Thank you for your continued support. I look forward to your insights on the burst pattern and the sources of latency in the inference branch.

I don’t understand what you’re talking about. Without nvinfer providing a bbox, what can you do with nvtracker?

In fast-moving scenes, the SEI of the attached bounding box will differ significantly from that of the current frame, rendering it unusable.

The bottleneck of the pipeline is the slowest element. I assume this is the inference model. If the interval is 10, and Nvinfer takes 70ms to infer one frame, then there will be a spike every 10 frames. This requires you to optimize the model, such as using int8 values ​​or pruning. Reduce inference time to within 1/fps interval.

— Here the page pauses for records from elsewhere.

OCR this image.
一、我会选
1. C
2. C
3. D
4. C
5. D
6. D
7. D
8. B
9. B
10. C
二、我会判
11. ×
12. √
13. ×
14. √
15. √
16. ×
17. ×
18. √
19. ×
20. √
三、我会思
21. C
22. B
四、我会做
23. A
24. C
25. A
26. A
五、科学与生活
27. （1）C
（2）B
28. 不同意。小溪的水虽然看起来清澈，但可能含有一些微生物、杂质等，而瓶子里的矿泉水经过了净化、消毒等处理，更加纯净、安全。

Please measure the delay first, instead of guessing.

Hi,junshengy:

After investigation, our algorithm team found that nvtracker is more flexible and easier to adapt to our business requirements compared to nvinfer. Specifically:

  • nvtracker supports custom low-level tracker libraries (e.g., ByteTrack, DeepSORT), allowing us to integrate our own detection and tracking logic directly into the tracker plugin.
  • nvtracker can still provide object class IDs and bounding box coordinates through the NvDsObjectMeta structure, which meets our needs for detection result extraction.
  • The ll-lib-file and ll-config-file properties enable us to load custom tracker implementations that perform both detection and tracking in a single step, eliminating the dependency on nvinfer.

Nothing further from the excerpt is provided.